I dug into features validation, see:
- the OpenAPI spec: https://github.com/huggingface/datasets-server/blob/main/chart/static-files/openapi.json#L460-L697
- the node.js code: https://github.com/huggingface/moon-landing/blob/upgrade-datasets-server-client/server/lib/datasets/FeatureType.ts
We can change this to default I think or something else
I created https://github.com/huggingface/datasets/issues/4902 to discuss that
Note also that the default config is not named
default
, afaiu, but create from the repo name
in case of single-config you can even hide the config name from the UI IMO
I dug into features validation, see: the OpenAPI spec
in moon-landing we use Joi to validate metadata so we would need to generate from Joi code from the OpenAPI spec (or from somewhere else) but I guess that's doable – or just rewrite it manually, as it won't change often
I remember there was an ongoing discussion on this topic:
- #3507
I recall some of the concerns raised on that discussion:
- @lhoestq: Tensorflow Datasets catalog includes a community catalog where you can find and use HF datasets. They are using the exported dataset_infos.json files from github to get the metadata: #3507 (comment)
- @severo: #3507 (comment)
- the metadata header might be very long, before reaching the start of the README/dataset card.
- It also somewhat prevents including large strings like the checksums
- two concepts are mixed in the same file (metadata and documentation). This means that if you're interested only in one of them, you still have to know how to parse the whole file.
- @severo: the future "datasets server" could be in charge of generating the dataset-info.json file: #3507 (comment)
Thanks for bringing these points up !
@lhoestq: Tensorflow Datasets catalog includes a community catalog where you can find and use HF datasets. They are using the exported dataset_infos.json files from github to get the metadata: https://github.com/huggingface/datasets/issues/3507#issuecomment-1056997627
The TFDS implementation is not super advanced, so it's ok IMO as long as we don't break all the dataset scripts. Note that users can still use to_tf_dataset
.
We had a chance to discuss the two nexts points with @julien-c as well:
@severo: https://github.com/huggingface/datasets/issues/3507#issuecomment-1042779776 the metadata header might be very long, before reaching the start of the README/dataset card.
If we don't add the checksums we should be fine.

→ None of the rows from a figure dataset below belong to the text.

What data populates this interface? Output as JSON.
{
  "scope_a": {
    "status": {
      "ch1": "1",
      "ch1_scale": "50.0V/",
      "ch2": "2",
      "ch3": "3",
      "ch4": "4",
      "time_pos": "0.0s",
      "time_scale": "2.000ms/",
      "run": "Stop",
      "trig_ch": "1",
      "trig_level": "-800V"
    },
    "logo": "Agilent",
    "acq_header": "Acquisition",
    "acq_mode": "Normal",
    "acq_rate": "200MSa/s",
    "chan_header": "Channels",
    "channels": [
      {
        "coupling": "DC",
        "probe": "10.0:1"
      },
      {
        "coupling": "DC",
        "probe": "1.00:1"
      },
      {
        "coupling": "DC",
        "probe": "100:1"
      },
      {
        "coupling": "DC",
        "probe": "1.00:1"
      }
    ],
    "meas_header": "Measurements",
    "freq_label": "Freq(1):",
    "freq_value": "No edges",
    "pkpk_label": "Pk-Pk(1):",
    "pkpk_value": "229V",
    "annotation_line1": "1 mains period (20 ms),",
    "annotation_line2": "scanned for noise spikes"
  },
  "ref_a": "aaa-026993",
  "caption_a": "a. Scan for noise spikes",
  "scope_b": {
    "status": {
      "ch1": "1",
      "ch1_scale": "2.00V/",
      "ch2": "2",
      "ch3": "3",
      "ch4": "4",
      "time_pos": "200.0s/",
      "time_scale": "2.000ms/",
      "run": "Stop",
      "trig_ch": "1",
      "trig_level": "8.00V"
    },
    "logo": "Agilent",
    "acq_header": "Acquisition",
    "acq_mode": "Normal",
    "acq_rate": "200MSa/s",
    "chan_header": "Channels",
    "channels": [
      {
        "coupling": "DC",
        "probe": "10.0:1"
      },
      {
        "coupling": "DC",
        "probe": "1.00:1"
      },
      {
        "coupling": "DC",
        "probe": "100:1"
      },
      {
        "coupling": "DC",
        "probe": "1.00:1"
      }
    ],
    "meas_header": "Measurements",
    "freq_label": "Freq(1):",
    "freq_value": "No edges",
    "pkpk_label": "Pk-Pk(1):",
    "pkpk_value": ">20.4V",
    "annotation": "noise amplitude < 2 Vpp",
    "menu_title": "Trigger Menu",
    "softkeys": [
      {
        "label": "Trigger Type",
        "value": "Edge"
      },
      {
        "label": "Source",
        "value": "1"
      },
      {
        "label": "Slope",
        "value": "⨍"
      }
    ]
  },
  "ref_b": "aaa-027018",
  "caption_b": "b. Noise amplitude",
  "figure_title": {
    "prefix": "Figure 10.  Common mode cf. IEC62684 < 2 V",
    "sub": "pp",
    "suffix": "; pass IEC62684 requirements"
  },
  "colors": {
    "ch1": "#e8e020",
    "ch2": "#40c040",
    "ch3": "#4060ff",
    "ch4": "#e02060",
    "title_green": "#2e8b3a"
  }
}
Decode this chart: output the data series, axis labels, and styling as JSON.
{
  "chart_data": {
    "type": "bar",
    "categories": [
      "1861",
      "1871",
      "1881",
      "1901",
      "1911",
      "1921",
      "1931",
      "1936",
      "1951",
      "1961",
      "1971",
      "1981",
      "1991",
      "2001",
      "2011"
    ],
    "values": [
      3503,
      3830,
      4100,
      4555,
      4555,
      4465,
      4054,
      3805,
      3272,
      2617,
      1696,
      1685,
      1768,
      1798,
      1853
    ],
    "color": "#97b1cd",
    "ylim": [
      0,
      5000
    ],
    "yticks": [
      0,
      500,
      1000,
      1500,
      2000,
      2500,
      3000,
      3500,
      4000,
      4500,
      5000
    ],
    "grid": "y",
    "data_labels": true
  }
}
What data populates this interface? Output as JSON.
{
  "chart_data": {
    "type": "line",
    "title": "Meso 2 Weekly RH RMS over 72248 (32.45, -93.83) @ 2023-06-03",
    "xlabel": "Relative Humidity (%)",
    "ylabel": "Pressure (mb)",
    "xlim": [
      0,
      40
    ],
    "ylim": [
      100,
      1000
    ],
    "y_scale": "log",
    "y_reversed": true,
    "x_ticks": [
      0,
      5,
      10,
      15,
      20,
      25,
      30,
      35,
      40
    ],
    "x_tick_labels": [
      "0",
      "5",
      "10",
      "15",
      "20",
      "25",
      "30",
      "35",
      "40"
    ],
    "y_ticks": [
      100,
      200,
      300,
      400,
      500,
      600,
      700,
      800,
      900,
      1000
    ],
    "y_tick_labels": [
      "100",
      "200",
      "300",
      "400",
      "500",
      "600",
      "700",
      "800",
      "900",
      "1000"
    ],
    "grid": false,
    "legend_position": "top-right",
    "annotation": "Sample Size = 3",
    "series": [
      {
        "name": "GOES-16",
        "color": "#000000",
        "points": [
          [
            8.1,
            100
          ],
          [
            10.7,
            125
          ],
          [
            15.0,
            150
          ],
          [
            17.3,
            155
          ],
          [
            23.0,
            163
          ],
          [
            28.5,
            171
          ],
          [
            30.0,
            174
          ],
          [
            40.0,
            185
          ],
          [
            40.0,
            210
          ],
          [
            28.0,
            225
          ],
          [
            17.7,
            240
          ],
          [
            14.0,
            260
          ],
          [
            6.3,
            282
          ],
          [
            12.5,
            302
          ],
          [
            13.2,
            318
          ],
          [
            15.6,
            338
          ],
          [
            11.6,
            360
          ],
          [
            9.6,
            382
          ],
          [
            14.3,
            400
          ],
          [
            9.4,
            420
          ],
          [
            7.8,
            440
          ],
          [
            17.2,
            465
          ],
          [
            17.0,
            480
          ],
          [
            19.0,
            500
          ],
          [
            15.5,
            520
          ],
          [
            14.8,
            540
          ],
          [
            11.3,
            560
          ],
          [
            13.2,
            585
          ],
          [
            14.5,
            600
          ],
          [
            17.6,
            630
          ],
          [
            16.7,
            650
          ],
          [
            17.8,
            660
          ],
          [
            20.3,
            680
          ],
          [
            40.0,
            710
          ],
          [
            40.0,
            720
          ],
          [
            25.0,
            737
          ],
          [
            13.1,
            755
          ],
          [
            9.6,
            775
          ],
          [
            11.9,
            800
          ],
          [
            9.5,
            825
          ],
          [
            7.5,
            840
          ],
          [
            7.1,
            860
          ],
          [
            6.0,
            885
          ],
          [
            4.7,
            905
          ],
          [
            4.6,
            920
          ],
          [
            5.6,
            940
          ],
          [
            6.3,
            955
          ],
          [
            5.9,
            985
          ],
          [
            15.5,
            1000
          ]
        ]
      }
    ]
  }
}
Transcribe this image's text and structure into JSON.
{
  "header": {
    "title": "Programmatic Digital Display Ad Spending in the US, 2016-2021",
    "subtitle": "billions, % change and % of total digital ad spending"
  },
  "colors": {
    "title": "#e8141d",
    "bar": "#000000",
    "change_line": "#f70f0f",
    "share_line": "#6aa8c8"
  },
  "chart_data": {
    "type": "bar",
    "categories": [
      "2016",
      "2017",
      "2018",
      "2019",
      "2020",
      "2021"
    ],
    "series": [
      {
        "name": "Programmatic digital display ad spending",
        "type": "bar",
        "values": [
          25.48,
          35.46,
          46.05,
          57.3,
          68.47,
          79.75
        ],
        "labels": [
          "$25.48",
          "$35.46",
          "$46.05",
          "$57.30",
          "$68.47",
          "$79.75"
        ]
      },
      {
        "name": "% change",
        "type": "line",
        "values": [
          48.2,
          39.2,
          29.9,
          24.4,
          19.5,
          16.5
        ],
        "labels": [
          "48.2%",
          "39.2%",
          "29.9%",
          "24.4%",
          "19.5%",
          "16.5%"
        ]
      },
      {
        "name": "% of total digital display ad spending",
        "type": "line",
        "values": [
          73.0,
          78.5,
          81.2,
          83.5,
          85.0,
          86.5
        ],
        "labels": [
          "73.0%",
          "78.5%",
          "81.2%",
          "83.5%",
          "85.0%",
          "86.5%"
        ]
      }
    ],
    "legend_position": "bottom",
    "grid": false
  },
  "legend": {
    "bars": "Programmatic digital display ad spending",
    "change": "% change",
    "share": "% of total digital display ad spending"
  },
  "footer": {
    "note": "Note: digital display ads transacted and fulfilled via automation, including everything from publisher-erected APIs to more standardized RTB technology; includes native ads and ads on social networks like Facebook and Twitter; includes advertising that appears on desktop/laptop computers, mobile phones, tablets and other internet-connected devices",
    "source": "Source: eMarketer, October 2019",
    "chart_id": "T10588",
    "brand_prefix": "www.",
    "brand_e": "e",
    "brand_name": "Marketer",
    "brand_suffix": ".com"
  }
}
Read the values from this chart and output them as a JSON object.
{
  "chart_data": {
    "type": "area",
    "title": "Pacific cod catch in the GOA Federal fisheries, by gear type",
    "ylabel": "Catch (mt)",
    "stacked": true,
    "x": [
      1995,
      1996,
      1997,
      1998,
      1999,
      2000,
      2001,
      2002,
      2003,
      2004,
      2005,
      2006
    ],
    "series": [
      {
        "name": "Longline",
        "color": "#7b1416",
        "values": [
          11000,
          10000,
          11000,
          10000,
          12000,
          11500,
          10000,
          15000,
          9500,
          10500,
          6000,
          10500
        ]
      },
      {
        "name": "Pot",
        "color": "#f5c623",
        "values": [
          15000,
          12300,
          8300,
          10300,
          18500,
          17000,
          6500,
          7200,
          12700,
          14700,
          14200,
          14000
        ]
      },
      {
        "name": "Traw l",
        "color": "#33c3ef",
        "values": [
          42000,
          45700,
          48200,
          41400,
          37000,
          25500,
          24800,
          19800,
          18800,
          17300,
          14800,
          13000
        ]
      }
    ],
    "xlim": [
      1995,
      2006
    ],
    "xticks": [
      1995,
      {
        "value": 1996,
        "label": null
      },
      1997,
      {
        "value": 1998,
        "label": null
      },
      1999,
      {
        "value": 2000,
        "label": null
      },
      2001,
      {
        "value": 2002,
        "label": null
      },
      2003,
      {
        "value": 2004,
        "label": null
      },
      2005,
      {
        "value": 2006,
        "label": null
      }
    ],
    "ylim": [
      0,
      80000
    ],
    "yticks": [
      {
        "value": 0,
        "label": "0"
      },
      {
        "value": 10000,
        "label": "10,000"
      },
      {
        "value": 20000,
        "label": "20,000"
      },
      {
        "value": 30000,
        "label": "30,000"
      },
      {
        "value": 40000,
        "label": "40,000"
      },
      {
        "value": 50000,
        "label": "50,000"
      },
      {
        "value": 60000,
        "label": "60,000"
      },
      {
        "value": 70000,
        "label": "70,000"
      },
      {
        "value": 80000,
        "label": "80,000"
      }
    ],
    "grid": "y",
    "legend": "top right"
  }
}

We can also set a maximum number of supported configs in the README to keep it readable.
@severo: the future "datasets server" could be in charge of generating the dataset-info.json file: https://github.com/huggingface/datasets/issues/3507#issuecomment-1033752157
I guess the "HF Hub actions" could open PRs to do the same in the YAML directly
Thanks for linking that similar discussion for context, @albertvillanova!